Chapter 4 discusses the added value of LLKBs with respect to the widely defined task of “textual units disambiguation,” which encompasses here word sense disambiguation, entity linking, and semantic role labeling. Fundamental disambiguation approaches are detailed (Lesk-based, graph-based, and machine learning-based) and an overview of work in each area is presented. It is shown that both rule-based and graph-based approaches benefit from the usage of LLKBs, for they provide richer sense representations with, for example, aggregated gloss information or dense networks of semantic relations. Additionally, LLKBs also benefit the task of sense clustering, as they offer more flexibility and tuning possibilities, and can also be used to produce multi-layered sense-annotated corpora for evaluation and/or training purposes.
Chapter 5 examines further the potential of LLKBs and considers advanced disambiguation methods such as distant supervision and continuous vector space models of knowledge bases. Distant supervision corresponds to leveraging LLKBs to automatically generate annotated data, which can afterwards be used in semi-supervised machine learning or rule-based approaches. In this setting, the usage of LLKBs is again beneficial, although not yet entirely explored. As for new types of sense representation (knowledge base and sense embeddings), this area of work is still in its infancy and is evolving quickly; here the chapter presents the potentials and reviews recent work.

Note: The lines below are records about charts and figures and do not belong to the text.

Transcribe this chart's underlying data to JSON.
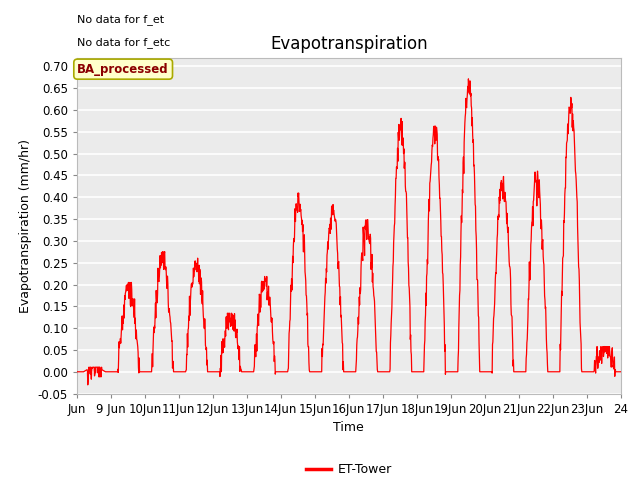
{
  "title": "Evapotranspiration",
  "ylabel": "Evapotranspiration (mm/hr)",
  "xlabel": "Time",
  "text_no_data": [
    "No data for f_et",
    "No data for f_etc"
  ],
  "legend_label": "ET-Tower",
  "legend_box_label": "BA_processed",
  "ylim": [
    -0.05,
    0.72
  ],
  "yticks": [
    -0.05,
    0.0,
    0.05,
    0.1,
    0.15,
    0.2,
    0.25,
    0.3,
    0.35,
    0.4,
    0.45,
    0.5,
    0.55,
    0.6,
    0.65,
    0.7
  ],
  "xtick_labels": [
    "Jun",
    "9 Jun",
    "10Jun",
    "11Jun",
    "12Jun",
    "13Jun",
    "14Jun",
    "15Jun",
    "16Jun",
    "17Jun",
    "18Jun",
    "19Jun",
    "20Jun",
    "21Jun",
    "22Jun",
    "23Jun",
    "24"
  ],
  "line_color": "#ff0000",
  "bg_color": "#ffffff",
  "plot_bg_color": "#ebebeb",
  "title_fontsize": 12,
  "axis_label_fontsize": 9,
  "tick_fontsize": 8.5
}
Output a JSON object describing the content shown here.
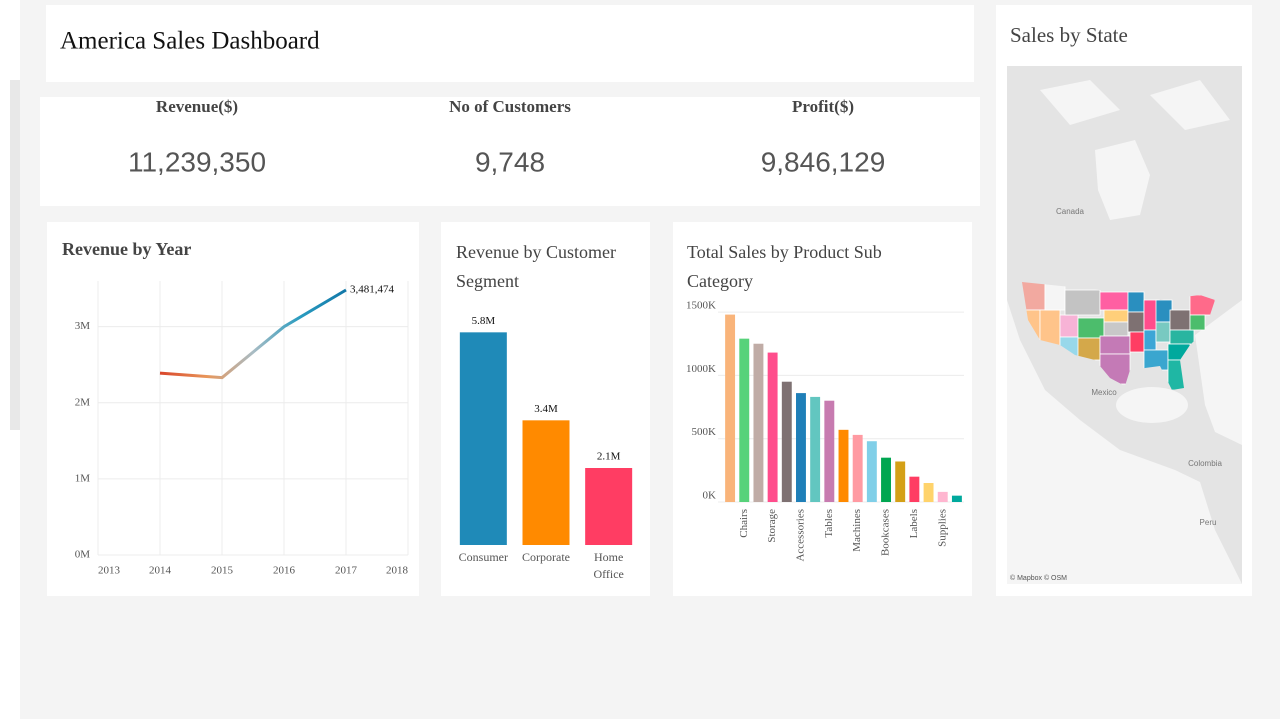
{
  "header": {
    "title": "America Sales Dashboard"
  },
  "kpis": [
    {
      "label": "Revenue($)",
      "value": "11,239,350"
    },
    {
      "label": "No of Customers",
      "value": "9,748"
    },
    {
      "label": "Profit($)",
      "value": "9,846,129"
    }
  ],
  "chart_data": [
    {
      "type": "line",
      "title": "Revenue by Year",
      "x": [
        2014,
        2015,
        2016,
        2017
      ],
      "values": [
        2390000,
        2330000,
        3000000,
        3481474
      ],
      "value_labels": [
        null,
        null,
        null,
        "3,481,474"
      ],
      "xlim": [
        2013,
        2018
      ],
      "xticks": [
        2013,
        2014,
        2015,
        2016,
        2017,
        2018
      ],
      "ylim": [
        0,
        3600000
      ],
      "yticks": [
        {
          "value": 0,
          "label": "0M"
        },
        {
          "value": 1000000,
          "label": "1M"
        },
        {
          "value": 2000000,
          "label": "2M"
        },
        {
          "value": 3000000,
          "label": "3M"
        }
      ],
      "grid": true,
      "colors": [
        "#d9452a",
        "#e8965a",
        "#a9bcc4",
        "#2a9cc0",
        "#1177a8"
      ]
    },
    {
      "type": "bar",
      "title": "Revenue by Customer Segment",
      "categories": [
        "Consumer",
        "Corporate",
        "Home Office"
      ],
      "values": [
        5800000,
        3400000,
        2100000
      ],
      "value_labels": [
        "5.8M",
        "3.4M",
        "2.1M"
      ],
      "ylim": [
        0,
        6000000
      ],
      "colors": [
        "#1f8ab8",
        "#ff8a00",
        "#ff3d63"
      ]
    },
    {
      "type": "bar",
      "title": "Total Sales by Product Sub Category",
      "categories": [
        null,
        "Chairs",
        null,
        "Storage",
        null,
        "Accessories",
        null,
        "Tables",
        null,
        "Machines",
        null,
        "Bookcases",
        null,
        "Labels",
        null,
        "Supplies",
        null
      ],
      "values": [
        1480000,
        1290000,
        1250000,
        1180000,
        950000,
        860000,
        830000,
        800000,
        570000,
        530000,
        480000,
        350000,
        320000,
        200000,
        150000,
        80000,
        50000
      ],
      "ylim": [
        0,
        1540000
      ],
      "yticks": [
        {
          "value": 0,
          "label": "0K"
        },
        {
          "value": 500000,
          "label": "500K"
        },
        {
          "value": 1000000,
          "label": "1000K"
        },
        {
          "value": 1500000,
          "label": "1500K"
        }
      ],
      "grid": true,
      "colors": [
        "#f9b47a",
        "#57d27a",
        "#c0aca6",
        "#ff4d8c",
        "#7e7172",
        "#1f7fb8",
        "#62c6c0",
        "#c77bb0",
        "#ff8a00",
        "#ff9aa2",
        "#80cfe8",
        "#00a651",
        "#d4a017",
        "#ff3d63",
        "#ffd36b",
        "#ffb6d0",
        "#00a99d"
      ]
    }
  ],
  "map": {
    "title": "Sales by State",
    "labels": [
      "Canada",
      "Mexico",
      "Colombia",
      "Peru"
    ],
    "credit": "© Mapbox © OSM"
  }
}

Chapter 6 considers the usage and benefits of LLKBs in multilingual applications, particularly multilingual semantic relatedness and computer-aided translation. The joint use of information available in multiple languages (such as in BabelNet) leads to a performance boost when calculating the similarity of words across languages, whereas the richness of LLKB information (large coverage, complementary and structured information) provides additional knowledge in translation applications.
Chapter 7 describes how LLKBs can be explored, curated, and used via graphical interfaces and application programming interfaces. These have evolved with the increasing complexity of (L)LKBs and are of primary importance for efficient search and usage of these resources.
Overall, this book provides a detailed introduction to linked lexical knowledge bases and a timely overview of research on this topic. This area has indeed gained in importance during the last decade and continues to evolve rapidly. In this regard, this book is a helpful entry point to the topic. The introduction of different aspects is very pedagogical and progresses in increasing order of complexity. One can only regret the few concrete examples, especially in Chapters 4 and 5. Along with the presentation of the different challenges and existing solutions, existing work is reviewed each time, which gives the reader the possibility of exploring further a specific point. Although some recent points might soon become outdated (especially regarding sense representations, as acknowledged by the authors), this book fully fulfills its mission of introducing the fundamentals of linked lexical knowledge bases.